La luz del sol riela sobre el mar mientras la tarde otoñal, recién estrenada, comienza a decaer. Solo el aislado destello metálico de algún carguero abandonando el puerto rompe la estática línea del horizonte. La mar, próxima a la playa, está encrespada, y el rumor del oleaje emite un quejido que parece añorar el verano que ha quedado atrás.
Alfonso Escrihuela dormita en la terraza acristalada con vistas a un mar que no ve. Sus pensamientos, otrora lúcidos y analíticos, andan confundidos entre realidades y quimeras, recuerdos forjados durante su dilatada carrera como inspector de policía. Ilusiones lejanas de sus primeros años: toda una década junto a las Casas Colgadas en la serranía conquense, cuando todavía se lo creía todo y aspiraba a contribuir a la construcción de un mundo mejor, más justo. Han pasado muchos años —quizá demasiados— cargados de amarguras y desengaños, también con algunas pinceladas de satisfacción, por qué no decirlo. Ha visto de todo, y la mayoría feo, desagradable y previsible, vista la condición de los seres humanos que le ha tocado en suerte conocer. Pero este final, este broche cruel, no lo había imaginado ni en la peor de sus pesadillas. Si es que realmente ha sucedido, se niega a admitir una y otra vez Alfonso Escrihuela.
Su amigo Antonio Daud, exdirector del Instituto de Medicina Legal de Valencia, es dueño de una pequeña vivienda que antaño fue de pescadores. Se esconde entre un grupo de dunas, en la linde de los términos municipales de Sueca y Cullera. Le había sido embargada a un pobre diablo y la adquirió a muy buen precio en la correspondiente subasta judicial, con la intención de pasar allí el mayor tiempo posible tras su jubilación. Su situación actual —a media pensión, como él dice— ni es jubilación ni es nada. Una nueva recaída del maldito cáncer lo tiene de baja desde mediados de septiembre, aunque no se encuentra en tan mal estado como para no poder echarle una mano a su amigo Alfonso, hundido en una profunda melancolía desde el mismo día de la recaída; el día que sobrevino la desgracia.
Un escalofrío recorre la espalda de Escrihuela.
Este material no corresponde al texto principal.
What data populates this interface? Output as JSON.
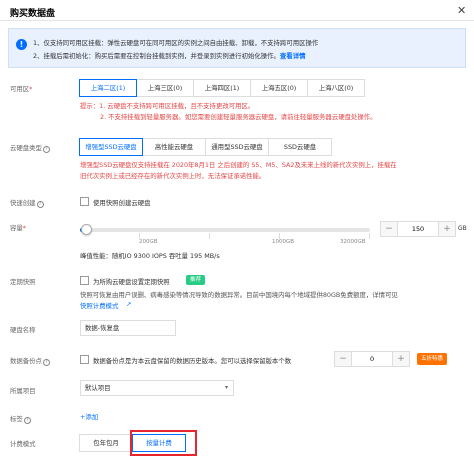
{
  "dialog": {
    "title": "购买数据盘",
    "close": "✕"
  },
  "notice": {
    "line1": "1、仅支持同可用区挂载：弹性云硬盘可在同可用区的实例之间自由挂载、卸载，不支持跨可用区操作",
    "line2": "2、挂载后需初始化：购买后需要在控制台挂载到实例，并登录到实例进行初始化操作。",
    "link": "查看详情"
  },
  "zone": {
    "label": "可用区",
    "options": [
      "上海二区(1)",
      "上海三区(0)",
      "上海四区(1)",
      "上海五区(0)",
      "上海八区(0)"
    ],
    "selected": 0,
    "warn1": "提示：1. 云硬盘不支持跨可用区挂载，且不支持更改可用区。",
    "warn2": "2. 不支持挂载到轻量服务器。如您需要创建轻量服务器云硬盘，请前往轻量服务器云硬盘处操作。"
  },
  "disk_type": {
    "label": "云硬盘类型",
    "options": [
      "增强型SSD云硬盘",
      "高性能云硬盘",
      "通用型SSD云硬盘",
      "SSD云硬盘"
    ],
    "selected": 0,
    "warn1": "增强型SSD云硬盘仅支持挂载在 2020年8月1日 之后创建的 S5、M5、SA2及未来上线的新代次实例上，挂载在",
    "warn2": "旧代次实例上或已经存在的新代次实例上时，无法保证承诺性能。"
  },
  "snapshot": {
    "label": "快速创建",
    "checkbox": "使用快照创建云硬盘"
  },
  "capacity": {
    "label": "容量",
    "ticks": [
      "200GB",
      "1000GB",
      "32000GB"
    ],
    "value": "150",
    "minus": "−",
    "plus": "+",
    "unit": "GB",
    "slider_fraction": 0.02,
    "perf": "峰值性能：随机IO 9300 IOPS 吞吐量 195 MB/s"
  },
  "scheduled_snapshot": {
    "label": "定期快照",
    "checkbox": "为所购云硬盘设置定期快照",
    "badge": "推荐",
    "desc1": "快照可恢复由用户误删、病毒感染等情况导致的数据异常。目前中国境内每个地域提供80GB免费额度，详情可见",
    "link": "快照计费模式"
  },
  "disk_name": {
    "label": "硬盘名称",
    "value": "数据-恢复盘"
  },
  "backup": {
    "label": "数据备份点",
    "checkbox": "数据备份点是为本云盘保留的数据历史版本。您可以选择保留版本个数",
    "value": "0",
    "minus": "−",
    "plus": "+",
    "badge": "五折特惠"
  },
  "project": {
    "label": "所属项目",
    "value": "默认项目",
    "caret": "▾"
  },
  "tags": {
    "label": "标签",
    "add": "+添加"
  },
  "billing": {
    "label": "计费模式",
    "options": [
      "包年包月",
      "按量计费"
    ],
    "selected": 1
  },
  "colors": {
    "accent": "#006eff",
    "warn": "#e54545",
    "highlight": "#e8242c",
    "green": "#29cc85",
    "orange": "#ff7200"
  }
}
Abre los ojos y fija la mirada en la chaqueta de punto que reposa hecha un ovillo en la silla, junto a la mecedora en que se acuna, para asegurarse de que realmente es lo que busca, pues a primera vista no la distingue con nitidez. No se la pone; simplemente se la deja caer por encima, como si tuviese que abrochársela por la espalda, imitando las camisas de fuerza que les ponen —o les ponían— a los locos. Sobre ese extremo duda Escrihuela. Él, loco no está. Eso sí, la mente se le bloquea a poco que intenta razonar, y el único remedio que en ocasiones funciona es entornar los ojos de cara al mar y dejarse arrullar por el sonido de las olas. Esa tarde, la mar está picada —poco habitual en el golfo de Valencia— y el ruido del ir y venir de las aguas, en lugar de apaciguarlo, lo está sacando de quicio.
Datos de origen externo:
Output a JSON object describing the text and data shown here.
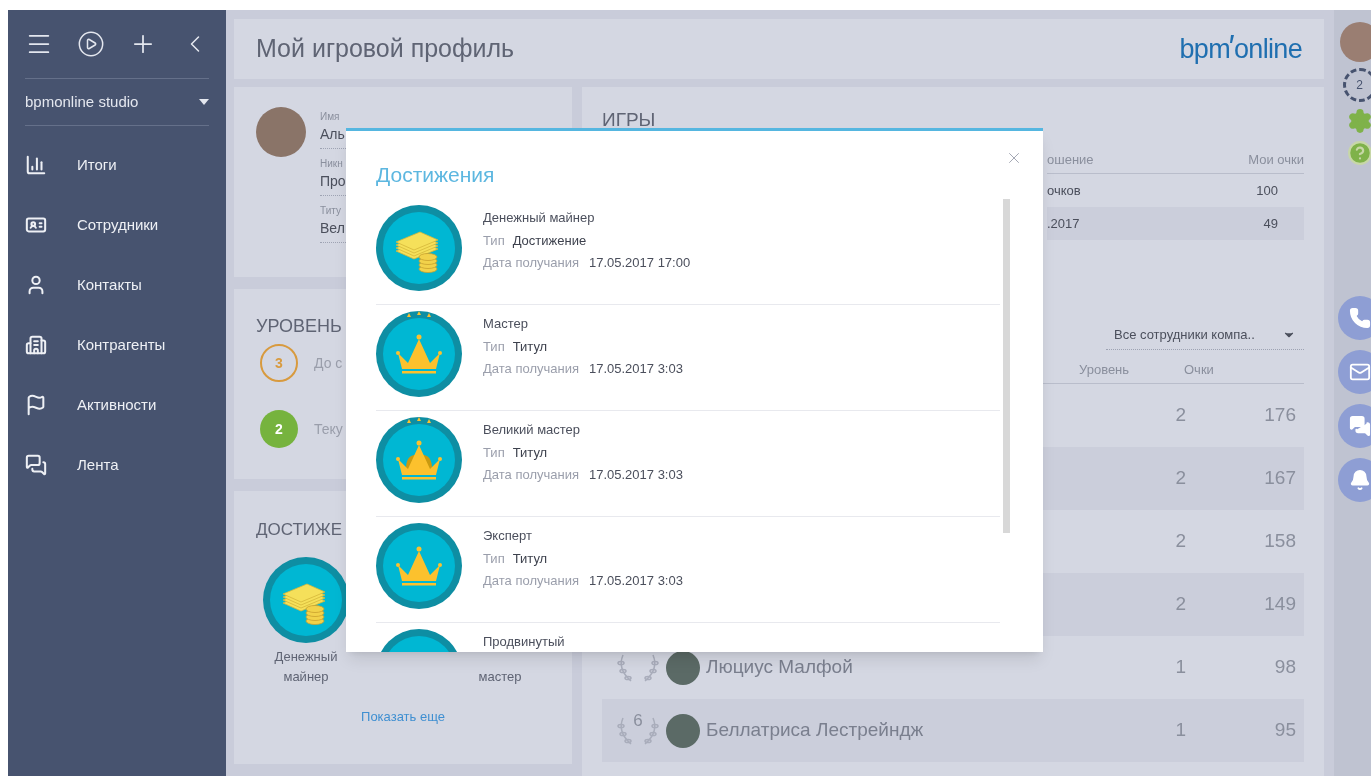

—¿Qué pasa, Alfonsito? —pregunta el forense al entrar en el cerramiento, todavía con el olor a marihuana pegado al cuerpo.
Al inspector le molesta el tufo a maría, y suele emprenderla con su amigo con la intención de hacerle ver que aquella mierda no es lo más adecuado para sus dolencias.
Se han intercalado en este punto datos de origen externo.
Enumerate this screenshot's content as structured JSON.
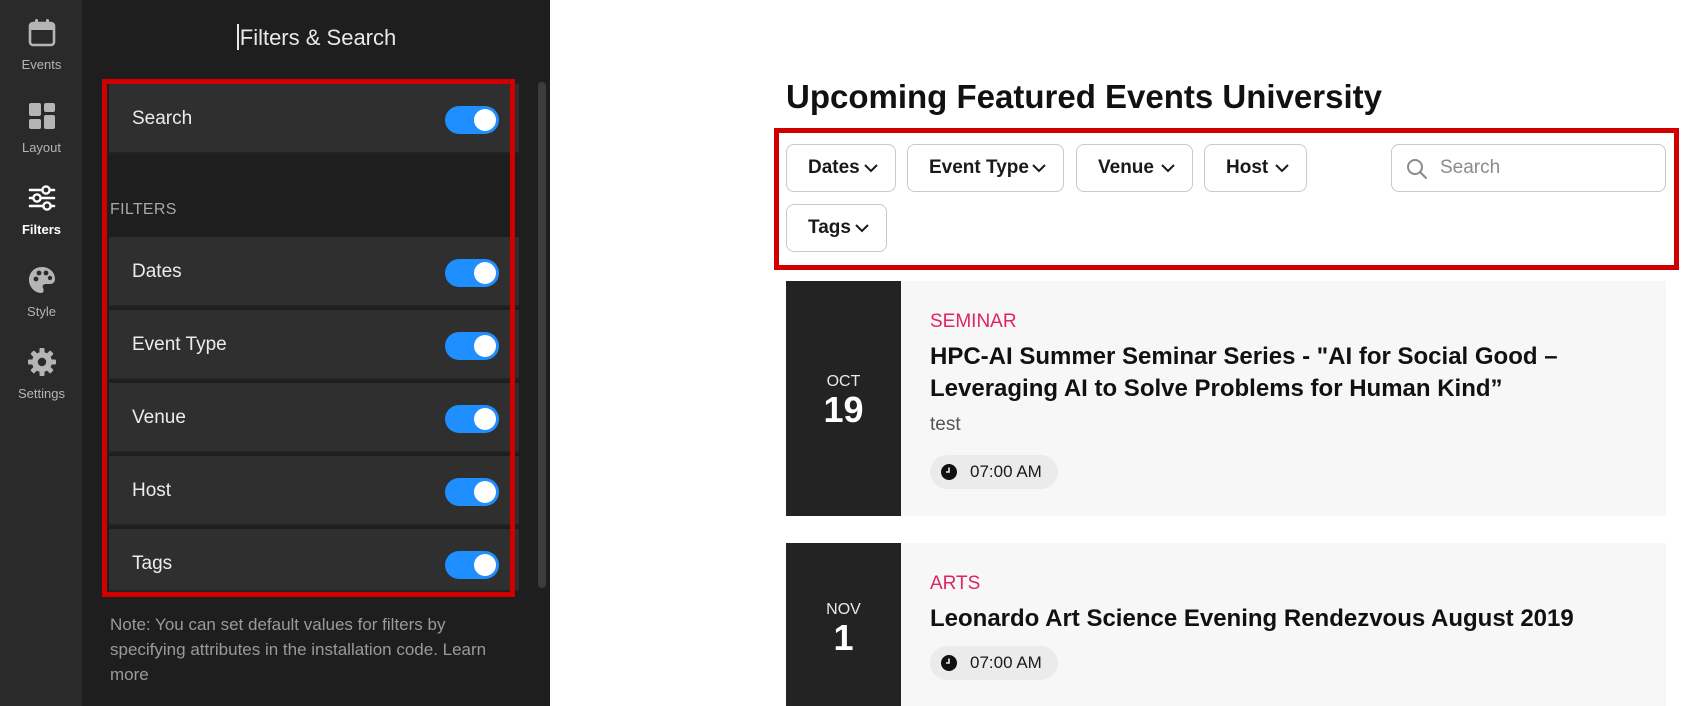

—Las olas, Gordo, las olas. Hoy no las aguanto, resuenan aquí dentro como si estuviera en un campanario —dice, llevándose el índice a la sien derecha—. ¿No hay modo de bajarle el volumen a eso?
—Vamos adentro, que está refrescando. Seguro que ahí se oyen menos. Además, no sé dónde he dejado el mando a distancia. Hay que joderse, Alfonso, cómo están las cabezas. ¡Bajar el volumen al mar!
Escrihuela no se da por aludido, o quizás no entiende el sarcasmo de su amigo. Se limita a darle la vuelta a la chaqueta, dejarla caer sobre sus hombros y seguir los pasos del forense.
—¿Y Raquel? —pregunta Escrihuela cuando el sol amaga por poniente y el mar recupera la normalidad propia del lugar—. Hace rato que no la veo.
—¿Dónde habría de estar? Trabajando. Alguien tendrá que mantenerte. ¿Sabes en qué día de la semana estamos?
—¿Jueves? —responde, dubitativo, sin la menor certeza de haber dado con la respuesta correcta.
—¿Jueves? Hoy es lunes, melón. Raquel viene los fines de semana y se marchó ayer por la tarde. ¿Te apetece que demos un paseo por la playa antes de cenar? Acabo de dar con el mando y he bajado el volumen que tanto te molestaba.
—Yo no voy a cenar, no tengo hambre.
—De eso ya hablaremos cuando llegue la hora. Te he preguntado si damos un paseo.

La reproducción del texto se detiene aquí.